HPC 101 Tutorial and RQJ
What does RQJ do?
RQJ is a highly specialized software program that takes a few to thousands of computers and make them function as a single large computer. RQJ enables engineers and scientists to rapidly iterate on mathematical models for whatever problem they are working on. Essentially, a few engineers can do the work of many. Drawing on our past work, one scientist was able to compute two years worth of work (on a single computer) in two weekends with a large cluster. It freed him up to do other more productive work. Another scientist doing nuclear modeling for the oilfield was able to perform a new down hole tool design analysis every couple of days. What used to take years and an extremely large team was completed in less than a year by a small team.
RQJ can handle tens of thousands of small jobs taking a few minutes each.
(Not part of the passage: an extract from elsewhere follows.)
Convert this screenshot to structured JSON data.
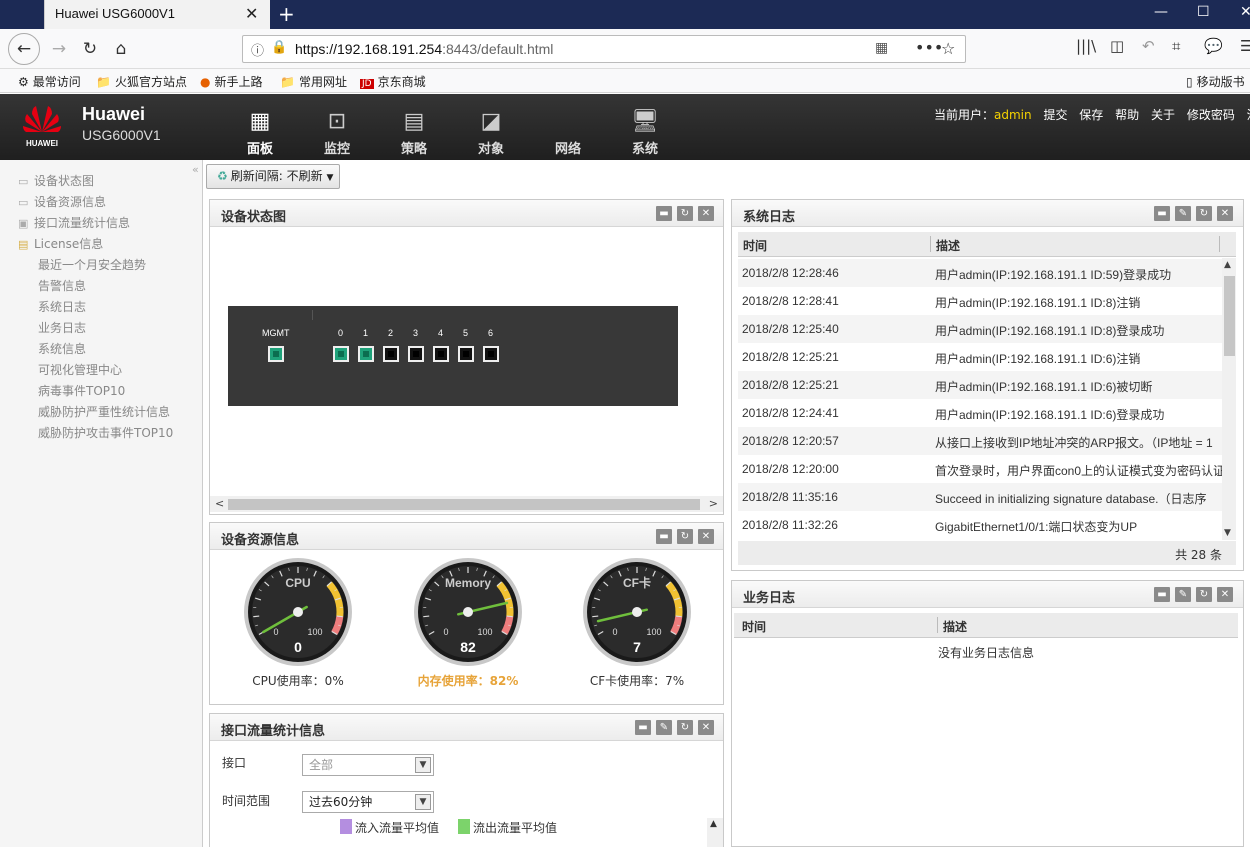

It can also handle hundreds of large jobs with each job taking up to several weeks to complete.
High Performance Computing
This is the software technique that allows the linking of computers together to work as a single large computer. Most of the easy scientific/business developments have already been found. New and break-through developments will almost certainly need lots of computer modeling since that is the most cost effective way to prove new theories.
What is a Batch Queue?
Often problems require numerous separate computations. There can be thousands of these computations. It is not cost effective to build a large enough Cluster of computers to run all of these jobs at one time. The cost effective solution is to store all of these jobs and run them as space becomes available in the Cluster. This allows the computers to run nights, weekends and holidays.
How does a Computer Cluster help my business?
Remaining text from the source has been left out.